18. There is another dimension of financial stability that we have considered in our deliberations on ABF. Although the empirical evidence is probably difficult to establish, given the increasing degree of intra-regional dependence in Asia, we feel that regional savings are probably less volatile than savings from the developed markets. This is partly also because the management of savings from the developed economies is more sophisticated than that of regional savings, with a much greater involvement of financial institutions, including hedge funds, which are a lot more nimble and probably also have a different perception of risks in the region. By contrast, those mobilising regional savings within the region probably have a better understanding of regional issues, although we should not expect them always to take account of the wider public interest in their purely commercial activity of fund management. Thus if ABF acts as a catalyst for a greater proportion of regional savings being recycled within the region, instead of through the developed markets of Europe and America, there is likely to be some benefit to financial stability.

What Next in ABF

19. Let me turn to the question of "what next" in the ABF initiative. I am acutely aware of the fact that the HKMA is only one of eleven central banks and monetary authorities in the EMEAP group and that the ABF project is an EMEAP project, and not an HKMA project. As I said earlier, I cannot speak for EMEAP, although ABF1 and ABF2 were developed while the HKMA had the honour of chairing the relevant Working Group. Indeed, we are scheduled to hand over chairmanship in May next year, having exceptionally provided the chair for two consecutive two-year terms. But allow me to tell you, nevertheless, what we in the HKMA think could be possible directions to be explored.

20. There are two such directions, which hopefully could lead to an ABF3. First is to enlarge the scope of credit acceptable to the central banks as investors, but address the problem of inadequate credit quality through credit enhancement or guarantee arrangements. Second is the securitisation of bank assets. Both are familiar concepts to the financial markets, and so there is no need for me to elaborate, other than to say perhaps that we favour simple products that can be readily understood not just by simple-minded central bankers but also by the not-so-sophisticated investors in the region. We support the EMEAP and other regional fora to further look into these ideas. And we look to the private sector to participate fully in this continuing effort.

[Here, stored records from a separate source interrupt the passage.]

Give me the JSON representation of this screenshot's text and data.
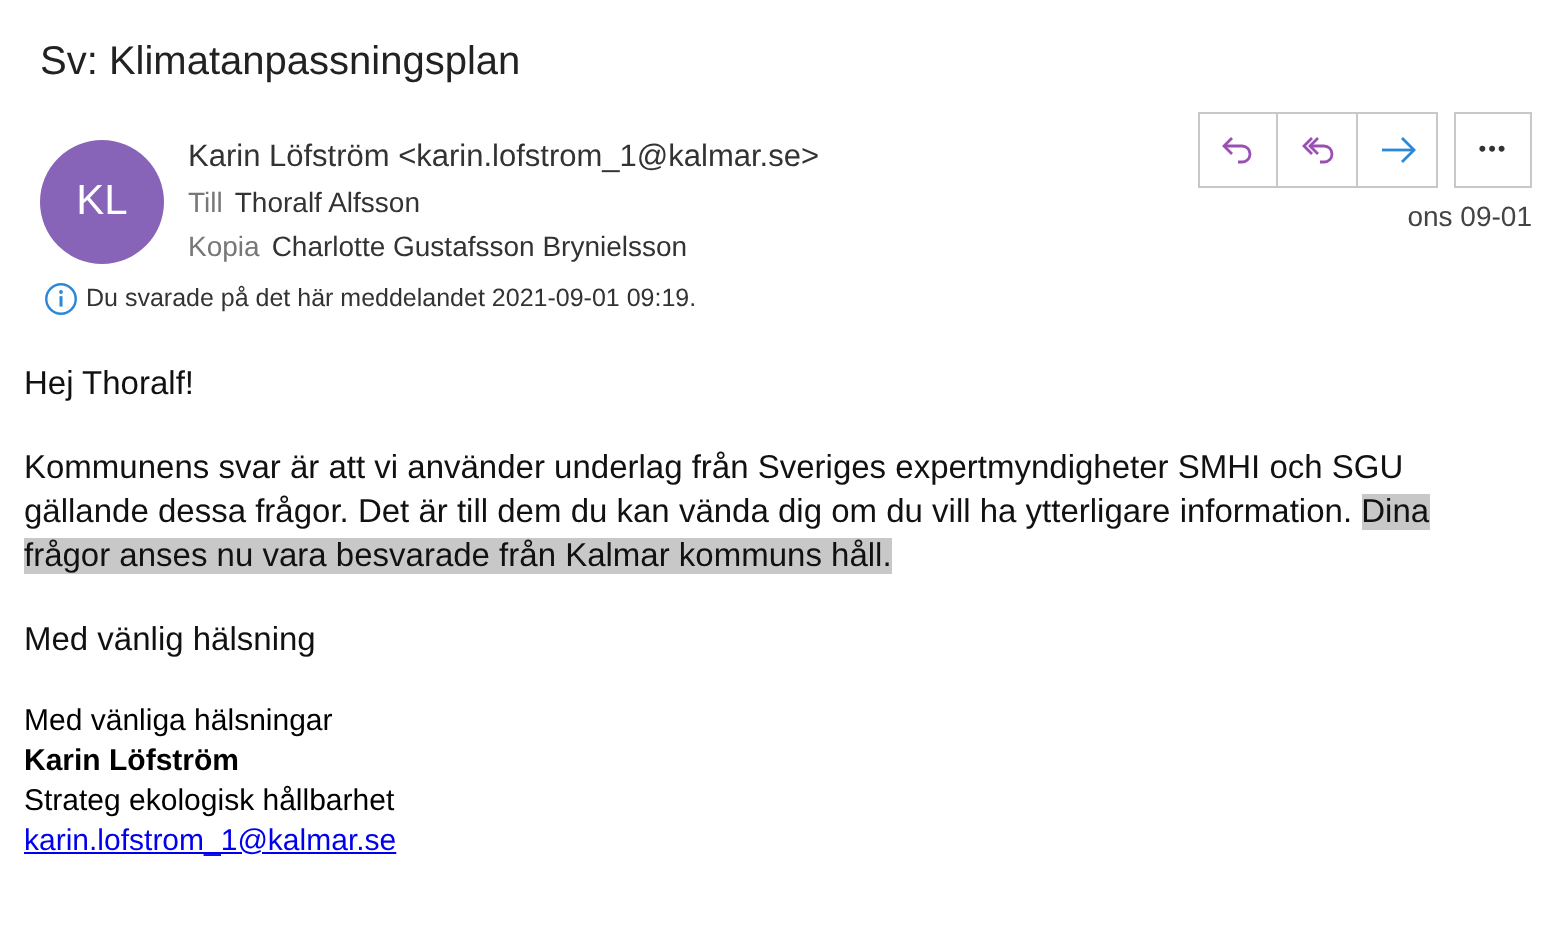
{
  "subject": "Sv: Klimatanpassningsplan",
  "sender": {
    "initials": "KL",
    "name": "Karin Löfström <karin.lofstrom_1@kalmar.se>"
  },
  "recipients": [
    {
      "label": "Till",
      "value": "Thoralf Alfsson"
    },
    {
      "label": "Kopia",
      "value": "Charlotte Gustafsson Brynielsson"
    }
  ],
  "actions": [
    {
      "kind": "reply"
    },
    {
      "kind": "reply-all"
    },
    {
      "kind": "forward"
    }
  ],
  "more_button": "•••",
  "date": "ons 09-01",
  "info": "Du svarade på det här meddelandet 2021-09-01 09:19.",
  "body": [
    {
      "kind": "text",
      "segments": [
        {
          "text": "Hej Thoralf!",
          "highlighted": false
        }
      ]
    },
    {
      "kind": "text",
      "segments": [
        {
          "text": "Kommunens svar är att vi använder underlag från Sveriges expertmyndigheter SMHI och SGU gällande dessa frågor. Det är till dem du kan vända dig om du vill ha ytterligare information. ",
          "highlighted": false
        },
        {
          "text": "Dina frågor anses nu vara besvarade från Kalmar kommuns håll. ",
          "highlighted": true
        }
      ]
    },
    {
      "kind": "text",
      "segments": [
        {
          "text": "Med vänlig hälsning",
          "highlighted": false
        }
      ]
    }
  ],
  "signature": [
    {
      "kind": "plain",
      "text": "Med vänliga hälsningar"
    },
    {
      "kind": "bold",
      "text": "Karin Löfström"
    },
    {
      "kind": "plain",
      "text": "Strateg ekologisk hållbarhet"
    },
    {
      "kind": "link",
      "text": "karin.lofstrom_1@kalmar.se"
    }
  ]
}
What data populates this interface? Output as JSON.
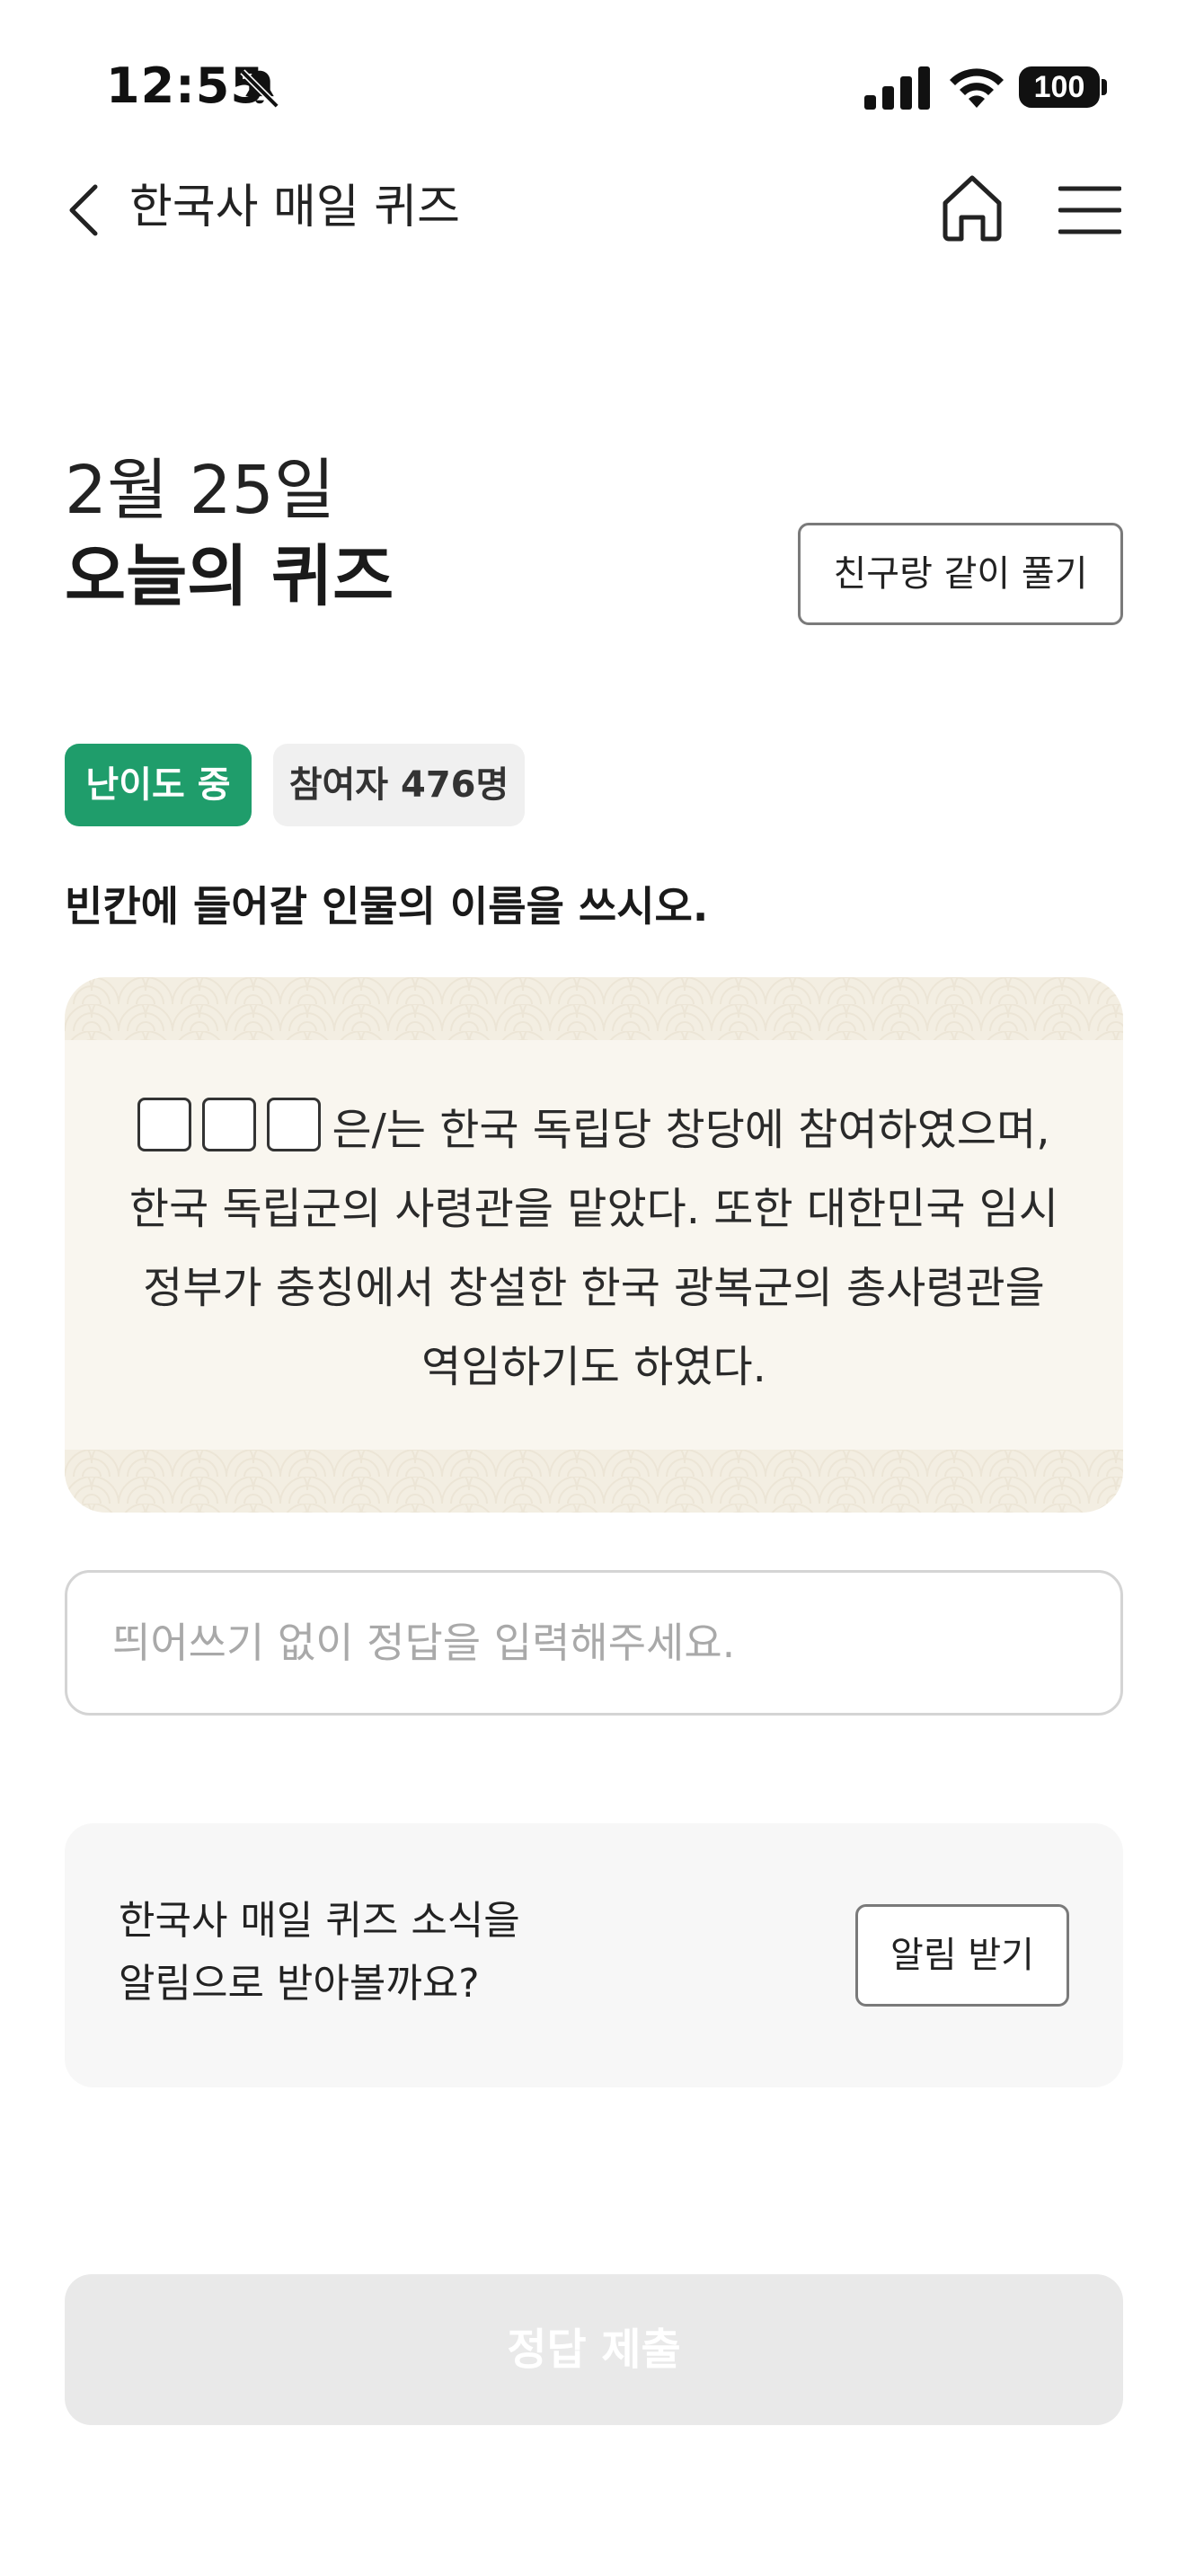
{
  "status_bar": {
    "time": "12:55",
    "battery": "100"
  },
  "nav": {
    "title": "한국사 매일 퀴즈"
  },
  "header": {
    "date": "2월 25일",
    "title": "오늘의 퀴즈",
    "friend_button": "친구랑 같이 풀기"
  },
  "badges": {
    "difficulty": "난이도 중",
    "participants": "참여자 476명"
  },
  "question": {
    "instruction": "빈칸에 들어갈 인물의 이름을 쓰시오.",
    "blank_count": 3,
    "text": "은/는 한국 독립당 창당에 참여하였으며, 한국 독립군의 사령관을 맡았다. 또한 대한민국 임시 정부가 충칭에서 창설한 한국 광복군의 총사령관을 역임하기도 하였다."
  },
  "answer": {
    "value": "",
    "placeholder": "띄어쓰기 없이 정답을 입력해주세요."
  },
  "notify": {
    "line1": "한국사 매일 퀴즈 소식을",
    "line2": "알림으로 받아볼까요?",
    "button": "알림 받기"
  },
  "submit": {
    "label": "정답 제출"
  },
  "colors": {
    "accent_green": "#1f9d6b",
    "card_bg": "#f9f6ef",
    "submit_disabled": "#e9e9e9"
  },
  "icons": [
    "bell-off-icon",
    "signal-icon",
    "wifi-icon",
    "battery-icon",
    "back-chevron-icon",
    "home-icon",
    "menu-icon"
  ]
}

21. Let me close by going back to financial stability and say that the ABF initiative, whether it gets to ABF3 or ABF4 or ABFN, is not the full answer to financial stability in the region. Asia is particularly vulnerable to financial instability because of, principally, the size of the individual, fragmented markets, relative to international capital, and the openness of those markets, assuming that prudent macroeconomic policies are a pre-requisite that is always observed. To reduce vulnerability from those sources, without stepping back from maintaining open markets, we need greater financial integration or co-operation, and perhaps one day monetary integration. But these subjects should best be left for another day.